In February 2013, after two additional years of stability, the patient requested alternate PAH medications given the side effects of his current regimen—namely, lower extremity edema and nasal congestion. Our treatment team agreed with the request and once macitentan became available he was switched from bosentan to oral macitentan (at a dose of 10 mg once daily).

Therapeutic Response

Following the switch to macitentan, the patient reported less nasal congestion and reduced peripheral edema. His 6MWD improved, increasing to 430 m from a baseline value of 410 m prior to the switch to macitentan; however, he still complained of reduced exercise tolerance. The decision was made to transition him from tadalafil. This decision was based on the favorable symptomatic results seen with riociguat at our center as well as the potential antifibrotic effects associated with riociguat [9, 10].

No protocol currently exists for transitioning patients from a PDE-5i, but as the concomitant use of riociguat and PDE-5i’s is contraindicated we opted for a 2-day washout period from tadalafil.
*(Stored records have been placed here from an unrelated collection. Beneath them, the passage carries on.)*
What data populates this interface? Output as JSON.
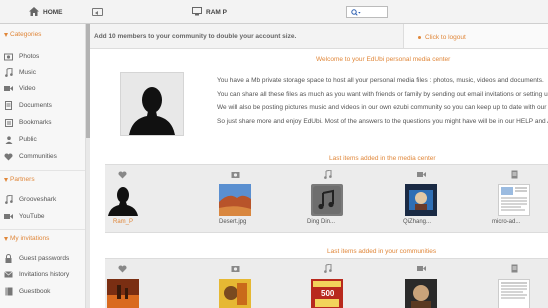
{
  "topbar": {
    "home_label": "HOME",
    "user_label": "RAM P",
    "search_value": ""
  },
  "sidebar": {
    "sections": [
      {
        "title": "Categories",
        "items": [
          "Photos",
          "Music",
          "Video",
          "Documents",
          "Bookmarks",
          "Public",
          "Communities"
        ]
      },
      {
        "title": "Partners",
        "items": [
          "Grooveshark",
          "YouTube"
        ]
      },
      {
        "title": "My invitations",
        "items": [
          "Guest passwords",
          "Invitations history",
          "Guestbook"
        ]
      }
    ]
  },
  "banner": {
    "text": "Add 10 members to your community to double your account size."
  },
  "logout": {
    "label": "Click to logout"
  },
  "welcome": {
    "title": "Welcome to your EdUbi personal media center",
    "lines": [
      "You have a Mb private storage space to host all your personal media files : photos, music, videos and documents.",
      "You can share all these files as much as you want with friends or family by sending out email invitations or setting up you",
      "We will also be posting pictures music and videos in our own ezubi community so you can keep up to date with our latest",
      "So just share more and enjoy EdUbi. Most of the answers to the questions you might have will be in our HELP and ASSIS"
    ]
  },
  "media_center": {
    "title": "Last items added in the media center",
    "items": [
      {
        "type_icon": "heart-icon",
        "name": "Ram_P",
        "thumb": "user-silhouette"
      },
      {
        "type_icon": "photo-icon",
        "name": "Desert.jpg",
        "thumb": "desert-photo"
      },
      {
        "type_icon": "music-icon",
        "name": "Ding Din...",
        "thumb": "music-note-tile"
      },
      {
        "type_icon": "video-icon",
        "name": "QiZhang...",
        "thumb": "video-frame"
      },
      {
        "type_icon": "document-icon",
        "name": "micro-ad...",
        "thumb": "document-page"
      }
    ]
  },
  "communities": {
    "title": "Last items added in your communities",
    "items": [
      {
        "type_icon": "heart-icon"
      },
      {
        "type_icon": "photo-icon"
      },
      {
        "type_icon": "music-icon",
        "cover_text": "500"
      },
      {
        "type_icon": "video-icon"
      },
      {
        "type_icon": "document-icon"
      }
    ]
  },
  "colors": {
    "accent": "#e0873a",
    "link_member": "#e0873a",
    "text": "#555555"
  }
}
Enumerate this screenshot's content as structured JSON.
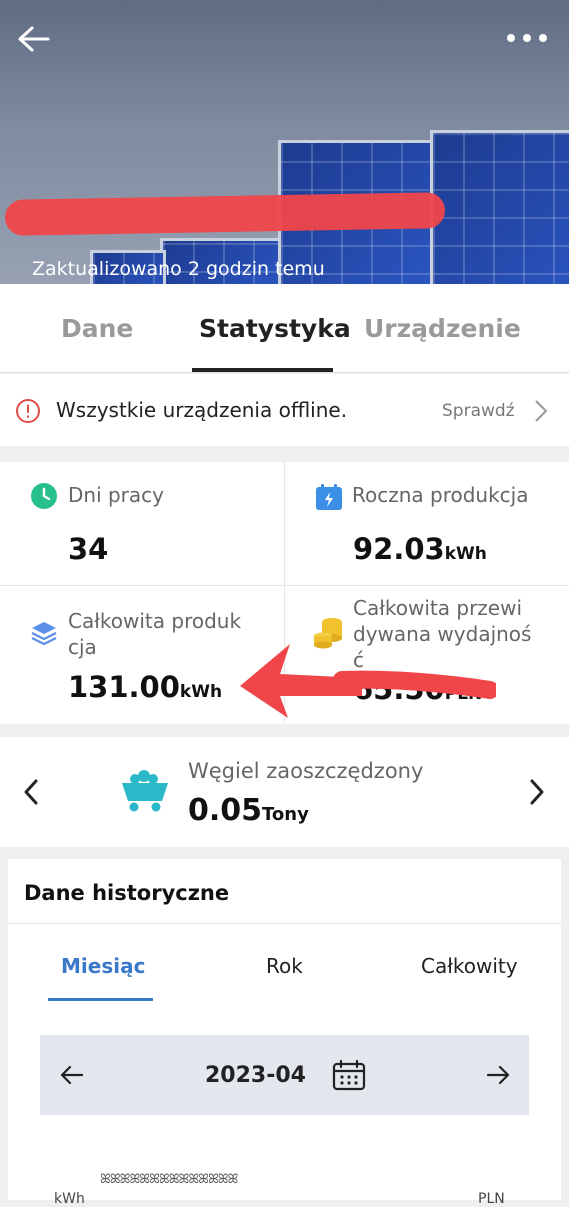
{
  "header": {
    "updated_text": "Zaktualizowano 2 godzin temu"
  },
  "tabs": [
    "Dane",
    "Statystyka",
    "Urządzenie"
  ],
  "alert": {
    "message": "Wszystkie urządzenia offline.",
    "action_label": "Sprawdź"
  },
  "stats": {
    "work_days": {
      "label": "Dni pracy",
      "value": "34"
    },
    "yearly_production": {
      "label": "Roczna produkcja",
      "value": "92.03",
      "unit": "kWh"
    },
    "total_production": {
      "label_line1": "Całkowita produk",
      "label_line2": "cja",
      "value": "131.00",
      "unit": "kWh"
    },
    "total_yield": {
      "label_line1": "Całkowita przewi",
      "label_line2": "dywana wydajnoś",
      "label_line3": "ć",
      "value": "65.50",
      "unit": "PLN"
    }
  },
  "coal": {
    "label": "Węgiel zaoszczędzony",
    "value": "0.05",
    "unit": "Tony"
  },
  "history": {
    "title": "Dane historyczne",
    "tabs": [
      "Miesiąc",
      "Rok",
      "Całkowity"
    ],
    "date": "2023-04",
    "axis_left_unit": "kWh",
    "axis_right_unit": "PLN",
    "legend_icons": "ꕤꕤꕤꕤꕤꕤꕤꕤꕤꕤꕤꕤꕤꕤ"
  },
  "colors": {
    "accent": "#3a78c9",
    "alert": "#e2504c",
    "coal_icon": "#2bb8c9",
    "coin_icon": "#f2c12e",
    "clock_icon": "#27c08a",
    "calendar_icon": "#3b8fe6",
    "redaction": "#f0464a"
  }
}
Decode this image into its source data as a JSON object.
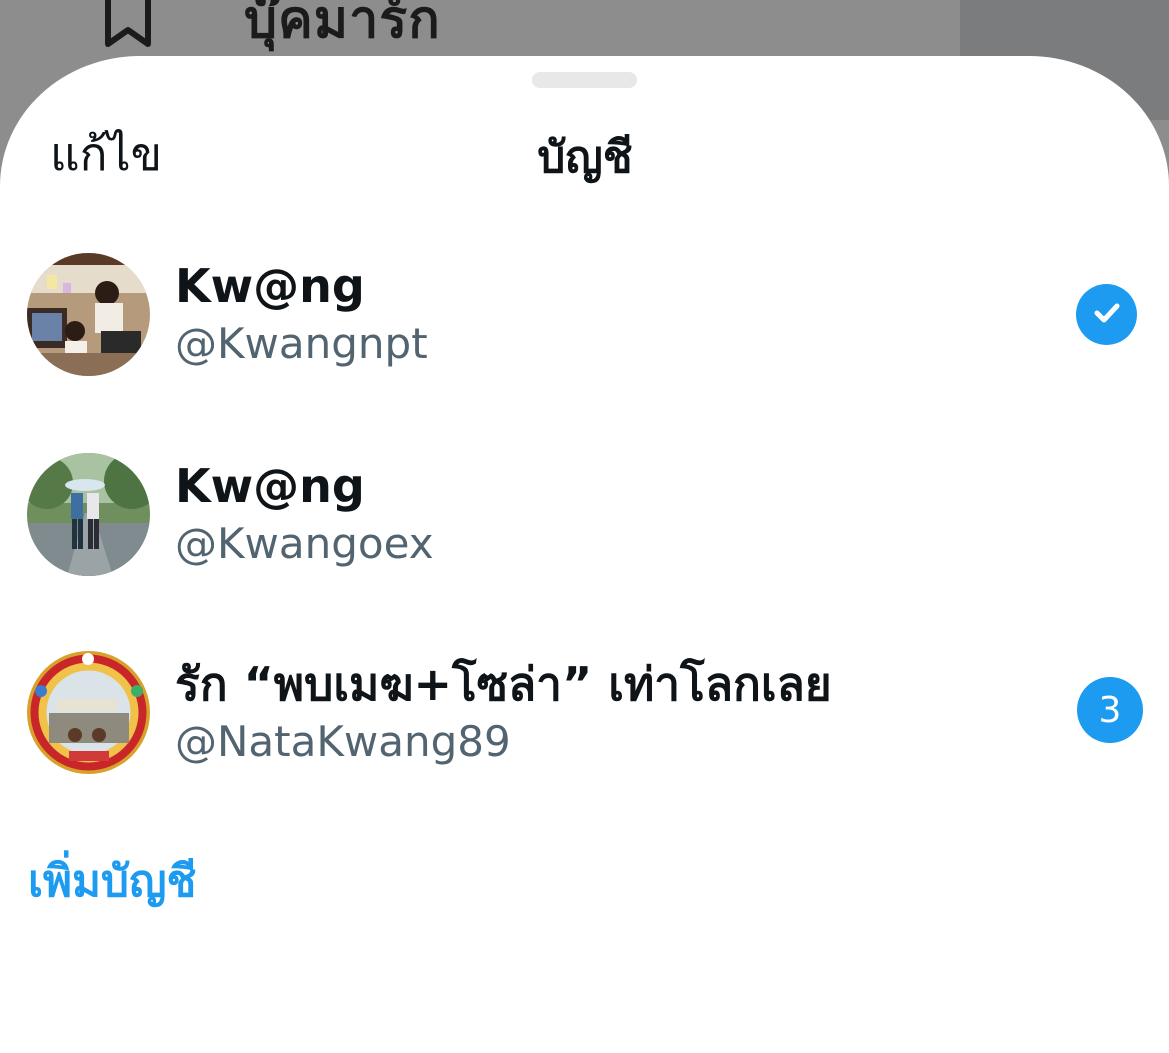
{
  "background_menu": {
    "icon": "bookmark-icon",
    "label": "บุ๊คมาร์ก"
  },
  "sheet": {
    "edit_label": "แก้ไข",
    "title": "บัญชี",
    "add_account_label": "เพิ่มบัญชี"
  },
  "accounts": [
    {
      "name": "Kw@ng",
      "handle": "@Kwangnpt",
      "selected": true,
      "badge_icon": "checkmark-icon"
    },
    {
      "name": "Kw@ng",
      "handle": "@Kwangoex",
      "selected": false
    },
    {
      "name": "รัก “พบเมฆ+โซล่า” เท่าโลกเลย",
      "handle": "@NataKwang89",
      "selected": false,
      "unread_count": "3"
    }
  ],
  "colors": {
    "accent": "#1d9bf0",
    "primary_text": "#0f1419",
    "secondary_text": "#536471",
    "backdrop": "#8d8d8d"
  }
}
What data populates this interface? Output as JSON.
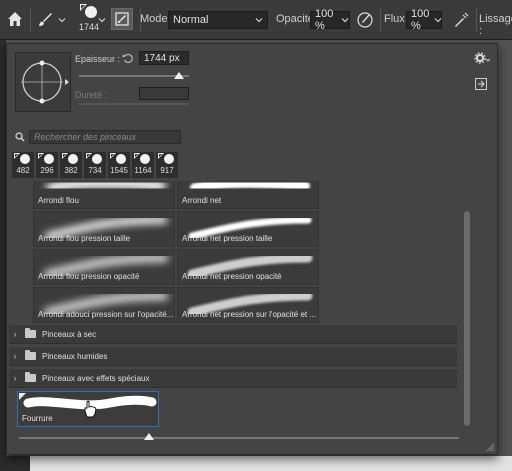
{
  "options_bar": {
    "brush_size": "1744",
    "mode_label": "Mode :",
    "mode_value": "Normal",
    "opacity_label": "Opacité :",
    "opacity_value": "100 %",
    "flow_label": "Flux :",
    "flow_value": "100 %",
    "smoothing_label": "Lissage :"
  },
  "panel": {
    "thickness_label": "Epaisseur :",
    "thickness_value": "1744 px",
    "hardness_label": "Dureté :",
    "search_placeholder": "Rechercher des pinceaux",
    "recent_brushes": [
      "482",
      "296",
      "382",
      "734",
      "1545",
      "1164",
      "917"
    ],
    "brushes": [
      {
        "name": "Arrondi flou"
      },
      {
        "name": "Arrondi net"
      },
      {
        "name": "Arrondi flou pression taille"
      },
      {
        "name": "Arrondi net pression taille"
      },
      {
        "name": "Arrondi flou pression opacité"
      },
      {
        "name": "Arrondi net pression opacité"
      },
      {
        "name": "Arrondi adouci pression sur l'opacité..."
      },
      {
        "name": "Arrondi net pression sur l'opacité et ..."
      }
    ],
    "folders": [
      {
        "name": "Pinceaux à sec"
      },
      {
        "name": "Pinceaux humides"
      },
      {
        "name": "Pinceaux avec effets spéciaux"
      }
    ],
    "selected_brush": "Fourrure"
  },
  "colors": {
    "panel_bg": "#444444",
    "selection": "#2f6fb7"
  }
}
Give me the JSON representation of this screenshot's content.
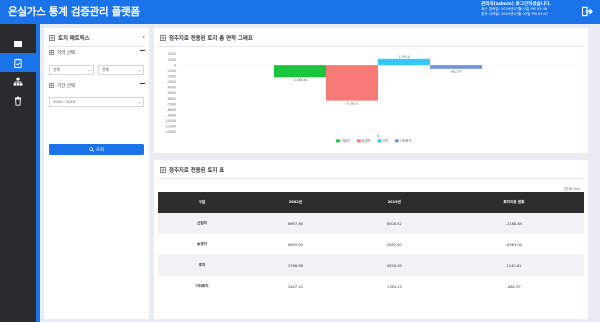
{
  "header": {
    "title": "온실가스 통계 검증관리 플랫폼",
    "user_line": "관리자(admin) 로그인하셨습니다.",
    "last_access": "최근 접속일: 2024년07월02일 PM 02:48",
    "current_access": "접속 시작일: 2024년07월 02일 PM 03:47",
    "brand_color": "#1a73e8"
  },
  "sidebar": {
    "items": [
      {
        "icon": "book-icon",
        "active": false
      },
      {
        "icon": "clipboard-check-icon",
        "active": true
      },
      {
        "icon": "org-chart-icon",
        "active": false
      },
      {
        "icon": "trash-icon",
        "active": false
      }
    ]
  },
  "filter": {
    "title": "토지 매트릭스",
    "region_label": "지역 선택",
    "region_select_1": "선택",
    "region_select_2": "전체",
    "period_label": "기간 선택",
    "period_value": "2002~2019",
    "search_label": "조회"
  },
  "chart_panel": {
    "title": "정주지로 전용된 토지 총 면적 그래프"
  },
  "table_panel": {
    "title": "정주지로 전용된 토지 표",
    "unit": "(단위: ha)",
    "columns": [
      "구분",
      "2002년",
      "2019년",
      "토지이용 변화"
    ],
    "rows": [
      [
        "산림지",
        "8697.36",
        "6508.52",
        "-2188.84"
      ],
      [
        "농경지",
        "9645.00",
        "3282.00",
        "-6363.00"
      ],
      [
        "초지",
        "3786.98",
        "4926.39",
        "1140.61"
      ],
      [
        "기타토지",
        "2447.10",
        "1784.13",
        "-662.97"
      ]
    ]
  },
  "chart_data": {
    "type": "bar",
    "categories": [
      "S"
    ],
    "series": [
      {
        "name": "산림지",
        "values": [
          -2188.84
        ],
        "color": "#1dc43d"
      },
      {
        "name": "농경지",
        "values": [
          -6363.0
        ],
        "color": "#f77a76"
      },
      {
        "name": "초지",
        "values": [
          1140.61
        ],
        "color": "#34c8f5"
      },
      {
        "name": "기타토지",
        "values": [
          -662.97
        ],
        "color": "#6f97d6"
      }
    ],
    "data_labels": [
      "-2,188.84",
      "-6,363.0",
      "1,140.6",
      "-662.97"
    ],
    "yticks": [
      2000,
      1000,
      0,
      -1000,
      -2000,
      -3000,
      -4000,
      -5000,
      -6000,
      -7000,
      -8000,
      -9000,
      -10000,
      -11000,
      -12000
    ],
    "ylim": [
      -12000,
      2000
    ],
    "grid": false,
    "legend_position": "bottom"
  }
}
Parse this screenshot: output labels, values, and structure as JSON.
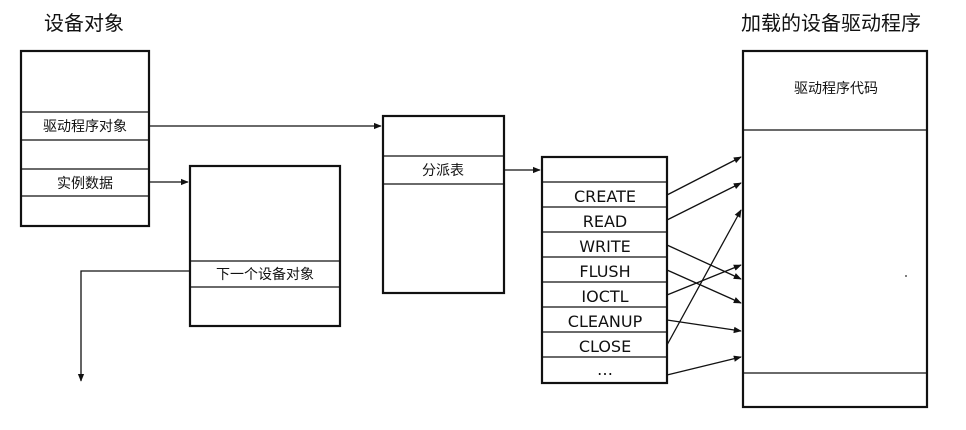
{
  "device_object": {
    "title": "设备对象",
    "driver_object_label": "驱动程序对象",
    "instance_data_label": "实例数据"
  },
  "next_device": {
    "label": "下一个设备对象"
  },
  "dispatch": {
    "label": "分派表"
  },
  "functions": [
    "CREATE",
    "READ",
    "WRITE",
    "FLUSH",
    "IOCTL",
    "CLEANUP",
    "CLOSE",
    "…"
  ],
  "loaded_driver": {
    "title": "加载的设备驱动程序",
    "code_label": "驱动程序代码"
  }
}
The patient was started on a riociguat dosage of 1 mg three times daily, and titrated by 0.5 mg every 2 weeks to the maximum dosage of 2.5 mg three times daily. The patient was also maintained on his current doses of macitentan and IV epoprostenol.

Both the transition to riociguat and the titration to maximum therapeutic dosage were well tolerated. The patient initially reported moderate headaches (5/10 severity), successfully treated with oral acetaminophen. After 2 weeks, the headaches spontaneously resolved, and no further treatment was necessary.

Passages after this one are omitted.